La storia è quella di una trasmissione radiofonica sempre in chiusura, A prairie home companion. I membri della troupe registrano per l'ennesima "ultima volta" al teatro Fitzgerald una puntata che vuol essere una summa di un cinquantennio di radio, mentre una donna misteriosa, una strepitosa ragazza con un elegantissimo impermeabile bianco, di nome Asfodelo (Virginia Madsen) attraversa le quinte e le vite di chi ha realizzato quel mondo. E se quegli uomini e quelle donne le avessero chiesto prima il nome e si fossero ricordati un po' di Omero, avrebbero saputo prima che c'è poco da fidarsi di una donna che porta il nome del fiore dei defunti peri Greci.
αἶψα δ᾽ ἵκοντο κατ᾽ ἀσφοδελὸν λειμῶνα,
ἔνθα τε ναίουσι ψυχαί, εἴδωλα καμόντων.
(e subito giunsero nei campi di asfodelo,
dove regnano le anime, immagini di morti.
Odissea
, 24, 13-14)
Radio America di Robert Altman. We shall meet on that beautiful shoreIn realtà, questo mondo di Altman, quest'universo in disfacimento fa fatica a riconoscere la morte perché si muovono in un clima di disfacimento: non credono che faranno ancora una trasmissione e non credono neanche di registrare l'ultima. Ciarlano intorno a questo non-evento con una disinvoltura indegna di peggior causa, allentando la narrativa e la tensione. Sembra che Altman non racconti mai quello che lo spettatore vede, ma sempre i retroscena, l'effimero dietro l'apparenza di uno spettacolo che non deve finire mai.

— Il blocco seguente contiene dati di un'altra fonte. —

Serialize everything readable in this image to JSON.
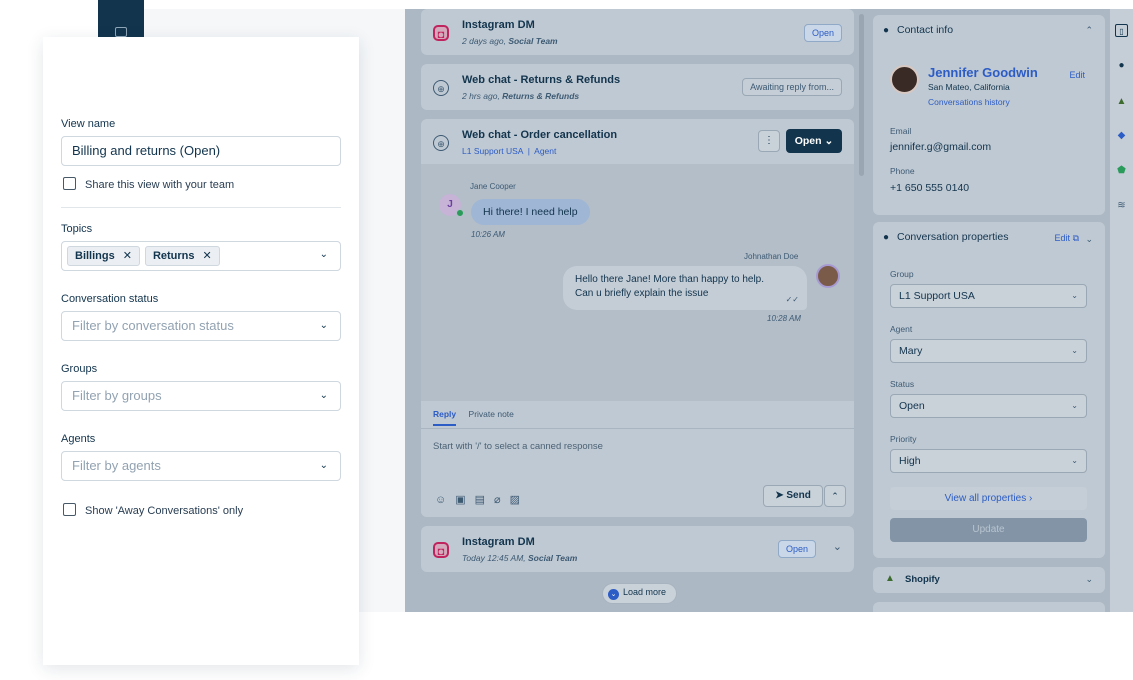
{
  "conversations": {
    "items": [
      {
        "title": "Instagram DM",
        "sub_time": "2 days ago, ",
        "sub_team": "Social Team",
        "status": "Open"
      },
      {
        "title": "Web chat - Returns & Refunds",
        "sub_time": "2 hrs ago, ",
        "sub_team": "Returns & Refunds",
        "status": "Awaiting reply from..."
      },
      {
        "title": "Web chat - Order cancellation",
        "group": "L1 Support USA",
        "role": "Agent",
        "status": "Open"
      },
      {
        "title": "Instagram DM",
        "sub_time": "Today 12:45 AM, ",
        "sub_team": "Social Team",
        "status": "Open"
      }
    ],
    "load_more": "Load more"
  },
  "chat": {
    "customer_name": "Jane Cooper",
    "customer_initial": "J",
    "customer_message": "Hi there! I need help",
    "customer_time": "10:26 AM",
    "agent_name": "Johnathan Doe",
    "agent_message_line1": "Hello there Jane! More than happy to help.",
    "agent_message_line2": "Can u briefly explain the issue",
    "agent_time": "10:28 AM"
  },
  "reply": {
    "tab_reply": "Reply",
    "tab_private": "Private note",
    "placeholder": "Start with '/' to select a canned response",
    "send_label": "Send"
  },
  "contact": {
    "header": "Contact info",
    "name": "Jennifer Goodwin",
    "location": "San Mateo, California",
    "history_link": "Conversations history",
    "edit": "Edit",
    "email_label": "Email",
    "email": "jennifer.g@gmail.com",
    "phone_label": "Phone",
    "phone": "+1 650 555 0140"
  },
  "properties": {
    "header": "Conversation properties",
    "edit": "Edit",
    "group_label": "Group",
    "group": "L1 Support USA",
    "agent_label": "Agent",
    "agent": "Mary",
    "status_label": "Status",
    "status": "Open",
    "priority_label": "Priority",
    "priority": "High",
    "view_all": "View all properties",
    "update": "Update"
  },
  "shopify": {
    "label": "Shopify"
  },
  "panel": {
    "view_name_label": "View name",
    "view_name_value": "Billing and returns (Open)",
    "share_label": "Share this view with your team",
    "topics_label": "Topics",
    "topics": [
      "Billings",
      "Returns"
    ],
    "status_label": "Conversation status",
    "status_placeholder": "Filter by conversation status",
    "groups_label": "Groups",
    "groups_placeholder": "Filter by groups",
    "agents_label": "Agents",
    "agents_placeholder": "Filter by agents",
    "away_label": "Show 'Away Conversations' only"
  },
  "colors": {
    "brand_navy": "#12344d",
    "link_blue": "#2c5cc5",
    "online_green": "#2a9b5b"
  }
}
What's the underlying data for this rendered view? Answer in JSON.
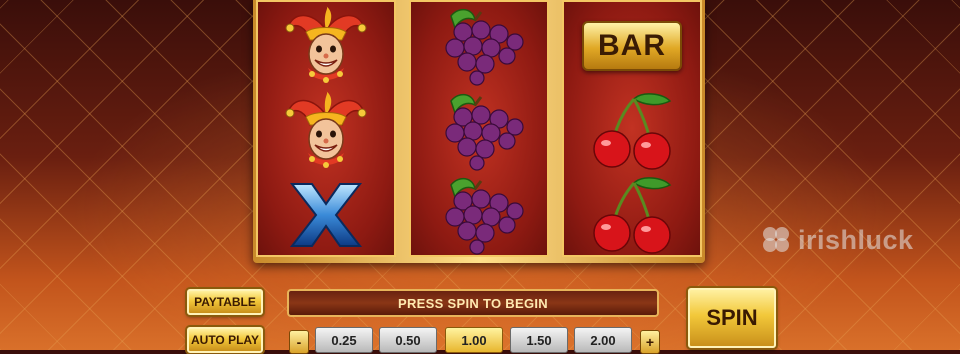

E dire che, dietro le quinte, succede di tutto. compreso un compagno d'avventura che muore davvero. Qui si verifica il discrimine: cosa prosegue e cosa invece si rompe in ognuno dei personaggi. La risposta del direttore del programma sul tempo che non passa, sull'apparenza di felicità rispetto alla sofferenza reale che non interessa, provoca in tutti una risposta allarmata: ma non è che una sintesi di un'estetica orientata al pubblico. Ciò che filtra sulla scena è il distillato di un'illusione, di un inganno a uso e consumo di spettatori che assistono soltanto al prodotto finito. Per conto suo, invece, il pubblico del film di Robert Altman è in una posizione avanzata sia rispetto agli astanti in teatro che, soprattutto, agli ascoltatori della radio, costretti a sentire distratti, a scegliere, se capita, quella frequenza, altrimenti a perdere ogni traccia di quelle storie.
Ma questo progressivo discrimine rimanda all'inaccessibilità della vita di queste anime sofferenti e buffe loro malgrado, un po' checoviane, che esistono nell'esibirsi, ma provano nondimeno a sfuggire e nascondersi all'incontro con l'angelo che li porterà via. Sarà per questo che, tra un hit e l'altro, si danno appuntamento non tra i campi disseminati di asfodeli, ma sulle luminose spiagge dei beati.